The bigger pattern is getting clearer. AI vendors are pushing past single-user assistants and into managed team workflows with approvals, analytics, and admin controls.

Today’s lineup

  • OpenAI turns ChatGPT into a shared agent builder for teams, with Slack support, schedules, approvals, and admin controls.
  • OpenAI also released Privacy Filter, a small open-weight model for local PII detection and redaction.
  • Braze made its agentic AI marketing tools generally available and added EU hosting for AI decisioning on Google Cloud.

OpenAI | ChatGPT adds workspace agents for team workflows

Workspace agents are OpenAI’s next step beyond GPTs. Teams can build agents for repeat work, connect them to apps like Google Drive, Google Calendar, Slack, SharePoint, web search, and custom MCPs, then publish them to a workspace directory or deploy them into Slack channels.

OpenAI says the agents can run on schedules, use memory, write code in the cloud through Codex, and ask for approval before risky actions like editing spreadsheets or sending messages. Enterprise admins can control who can use, build, and publish agents, and OpenAI says GPT-to-agent conversion is coming soon.

The launch is in research preview for ChatGPT Business, Enterprise, Edu, and Teachers plans. OpenAI says workspace agents are free until May 6, 2026, then move to credit-based pricing.

OpenAI | Privacy Filter goes open-weight

OpenAI also released Privacy Filter, a 1.5B-parameter model with 50M active parameters for detecting and masking PII in text. The company says it can run locally, supports up to 128,000 tokens of context, and is meant for high-throughput privacy workflows like training, indexing, logging, and review pipelines.

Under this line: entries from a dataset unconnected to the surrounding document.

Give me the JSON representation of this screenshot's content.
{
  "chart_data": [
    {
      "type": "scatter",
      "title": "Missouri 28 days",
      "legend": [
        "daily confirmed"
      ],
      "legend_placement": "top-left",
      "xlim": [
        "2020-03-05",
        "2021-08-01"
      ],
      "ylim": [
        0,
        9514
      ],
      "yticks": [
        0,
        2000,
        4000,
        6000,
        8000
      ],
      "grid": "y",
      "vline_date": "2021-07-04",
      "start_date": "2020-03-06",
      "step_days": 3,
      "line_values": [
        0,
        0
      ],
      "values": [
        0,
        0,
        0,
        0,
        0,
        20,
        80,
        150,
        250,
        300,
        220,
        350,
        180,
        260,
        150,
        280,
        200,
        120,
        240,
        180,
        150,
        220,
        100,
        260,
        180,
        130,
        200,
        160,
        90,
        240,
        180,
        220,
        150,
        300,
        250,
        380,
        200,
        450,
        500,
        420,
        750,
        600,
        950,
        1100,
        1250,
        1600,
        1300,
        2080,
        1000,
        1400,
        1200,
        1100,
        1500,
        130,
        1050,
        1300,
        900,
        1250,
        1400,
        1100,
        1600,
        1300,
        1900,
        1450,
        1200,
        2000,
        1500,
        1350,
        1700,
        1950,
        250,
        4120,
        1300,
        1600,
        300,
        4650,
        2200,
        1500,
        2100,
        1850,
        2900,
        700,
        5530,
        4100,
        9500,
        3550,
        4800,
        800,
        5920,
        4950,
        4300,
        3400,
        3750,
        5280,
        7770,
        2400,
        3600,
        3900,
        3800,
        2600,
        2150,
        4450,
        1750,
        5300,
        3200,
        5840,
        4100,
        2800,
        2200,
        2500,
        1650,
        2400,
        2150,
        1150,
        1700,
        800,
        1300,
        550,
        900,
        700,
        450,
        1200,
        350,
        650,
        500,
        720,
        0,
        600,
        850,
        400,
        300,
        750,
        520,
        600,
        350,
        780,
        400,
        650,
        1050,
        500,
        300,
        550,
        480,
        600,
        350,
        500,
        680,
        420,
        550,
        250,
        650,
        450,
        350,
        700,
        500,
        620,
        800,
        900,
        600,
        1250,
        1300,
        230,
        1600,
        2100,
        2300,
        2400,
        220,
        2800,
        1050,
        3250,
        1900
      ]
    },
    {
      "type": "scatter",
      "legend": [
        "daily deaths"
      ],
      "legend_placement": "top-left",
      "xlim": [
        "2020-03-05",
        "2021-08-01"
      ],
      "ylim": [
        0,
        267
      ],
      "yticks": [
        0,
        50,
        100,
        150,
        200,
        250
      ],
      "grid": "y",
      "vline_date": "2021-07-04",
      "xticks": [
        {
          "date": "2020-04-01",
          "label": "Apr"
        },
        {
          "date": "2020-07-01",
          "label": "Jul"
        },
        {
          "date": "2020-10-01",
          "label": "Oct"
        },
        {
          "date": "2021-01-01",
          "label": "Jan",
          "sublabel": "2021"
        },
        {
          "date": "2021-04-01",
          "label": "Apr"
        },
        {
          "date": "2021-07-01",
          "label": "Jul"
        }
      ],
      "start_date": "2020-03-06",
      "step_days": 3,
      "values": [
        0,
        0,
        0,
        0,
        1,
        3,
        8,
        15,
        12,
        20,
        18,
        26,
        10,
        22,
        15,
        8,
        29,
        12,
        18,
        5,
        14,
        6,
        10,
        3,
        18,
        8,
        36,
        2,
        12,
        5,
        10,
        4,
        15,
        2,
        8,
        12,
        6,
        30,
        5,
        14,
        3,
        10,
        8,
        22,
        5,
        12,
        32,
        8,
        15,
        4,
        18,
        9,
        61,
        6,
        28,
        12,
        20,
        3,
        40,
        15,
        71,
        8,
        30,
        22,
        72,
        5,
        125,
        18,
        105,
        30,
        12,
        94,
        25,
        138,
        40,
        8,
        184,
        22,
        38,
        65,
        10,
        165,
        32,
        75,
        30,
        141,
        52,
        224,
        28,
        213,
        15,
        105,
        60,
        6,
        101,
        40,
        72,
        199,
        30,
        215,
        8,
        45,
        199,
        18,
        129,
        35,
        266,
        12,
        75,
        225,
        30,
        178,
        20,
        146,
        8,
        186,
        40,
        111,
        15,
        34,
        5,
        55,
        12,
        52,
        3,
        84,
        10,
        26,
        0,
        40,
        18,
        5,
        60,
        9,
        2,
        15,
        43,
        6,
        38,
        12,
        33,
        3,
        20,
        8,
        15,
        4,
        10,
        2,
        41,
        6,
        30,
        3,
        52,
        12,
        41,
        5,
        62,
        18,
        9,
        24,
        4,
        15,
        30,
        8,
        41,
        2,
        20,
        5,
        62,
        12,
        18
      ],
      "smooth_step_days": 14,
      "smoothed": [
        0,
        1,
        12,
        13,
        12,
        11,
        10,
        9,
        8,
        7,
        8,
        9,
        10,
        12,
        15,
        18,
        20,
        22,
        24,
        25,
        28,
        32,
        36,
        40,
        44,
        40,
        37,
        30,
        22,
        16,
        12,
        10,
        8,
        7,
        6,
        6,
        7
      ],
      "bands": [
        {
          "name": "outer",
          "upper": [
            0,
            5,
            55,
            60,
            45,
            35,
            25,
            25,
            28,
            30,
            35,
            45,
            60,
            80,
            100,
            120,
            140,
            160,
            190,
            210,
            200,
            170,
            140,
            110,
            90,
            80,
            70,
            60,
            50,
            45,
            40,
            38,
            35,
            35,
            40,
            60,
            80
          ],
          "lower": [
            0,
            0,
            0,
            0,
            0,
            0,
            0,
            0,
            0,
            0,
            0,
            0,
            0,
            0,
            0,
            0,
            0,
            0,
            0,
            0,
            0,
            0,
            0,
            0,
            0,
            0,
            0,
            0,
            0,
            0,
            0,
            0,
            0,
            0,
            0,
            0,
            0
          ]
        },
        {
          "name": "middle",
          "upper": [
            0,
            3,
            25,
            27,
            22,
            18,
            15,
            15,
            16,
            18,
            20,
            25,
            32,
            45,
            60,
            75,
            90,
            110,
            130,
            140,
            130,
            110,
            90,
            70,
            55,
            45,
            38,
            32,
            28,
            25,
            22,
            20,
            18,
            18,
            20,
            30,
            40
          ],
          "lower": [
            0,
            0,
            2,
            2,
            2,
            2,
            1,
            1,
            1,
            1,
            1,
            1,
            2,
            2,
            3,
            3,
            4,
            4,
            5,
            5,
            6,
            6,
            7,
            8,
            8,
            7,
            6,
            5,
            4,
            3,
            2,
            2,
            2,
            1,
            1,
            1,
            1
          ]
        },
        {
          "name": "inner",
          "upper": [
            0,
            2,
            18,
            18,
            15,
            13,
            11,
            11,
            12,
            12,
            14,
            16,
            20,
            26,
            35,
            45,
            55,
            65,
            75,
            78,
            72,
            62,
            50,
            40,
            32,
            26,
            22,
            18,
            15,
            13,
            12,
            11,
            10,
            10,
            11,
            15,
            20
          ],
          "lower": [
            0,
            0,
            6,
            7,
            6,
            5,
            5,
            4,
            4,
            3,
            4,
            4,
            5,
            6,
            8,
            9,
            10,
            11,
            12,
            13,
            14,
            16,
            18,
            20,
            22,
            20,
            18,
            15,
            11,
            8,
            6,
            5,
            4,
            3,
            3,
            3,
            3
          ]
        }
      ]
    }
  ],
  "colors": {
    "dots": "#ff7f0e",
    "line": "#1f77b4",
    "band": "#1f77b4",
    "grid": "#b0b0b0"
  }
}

OpenAI published the model under Apache 2.0 on Hugging Face and GitHub. The company says the model reached 96% F1 on PII-Masking-300k, or 97.43% on a corrected version of that benchmark, while still warning that it is not a compliance guarantee or a substitute for policy review in high-stakes settings.

This is a narrower release than workspace agents, but it matters for the same reason: OpenAI is shipping more of the plumbing companies need before they let AI touch sensitive internal data at scale.

Braze | Agentic AI tools go live for marketers

Braze said BrazeAI Operator and BrazeAI Agent Console are now generally available. The company describes Operator as an in-dashboard assistant for building campaigns, generating content, creating custom agents, and troubleshooting workflows, while Agent Console is the control layer for building and managing those agents.

Braze also launched Creative Studio with Figma and Canva integrations, plus EU hosting on Google Cloud for BrazeAI Decisioning Studio. The company framed the package as a way to move customer data, content generation, and campaign execution closer together inside one system.

Braze is a smaller story than OpenAI today, but it is a useful signal. Agent features are showing up deeper inside business software, not only in standalone chat products.

Why it matters now

Today’s clearest shift was from assistant to managed workflow. OpenAI pushed shared agents, approvals, analytics, and admin controls into ChatGPT, while Braze did something similar inside a marketing stack.

That raises a more practical question than model benchmarks alone. Which vendors can help teams hand off real work to AI without losing control of permissions, data, and review steps?

What to watch next

Watch how quickly OpenAI rolls out workspace agents across plans, what credit pricing looks like after May 6, and whether Anthropic, Google, or Microsoft answer with more shared-agent controls inside their own work products.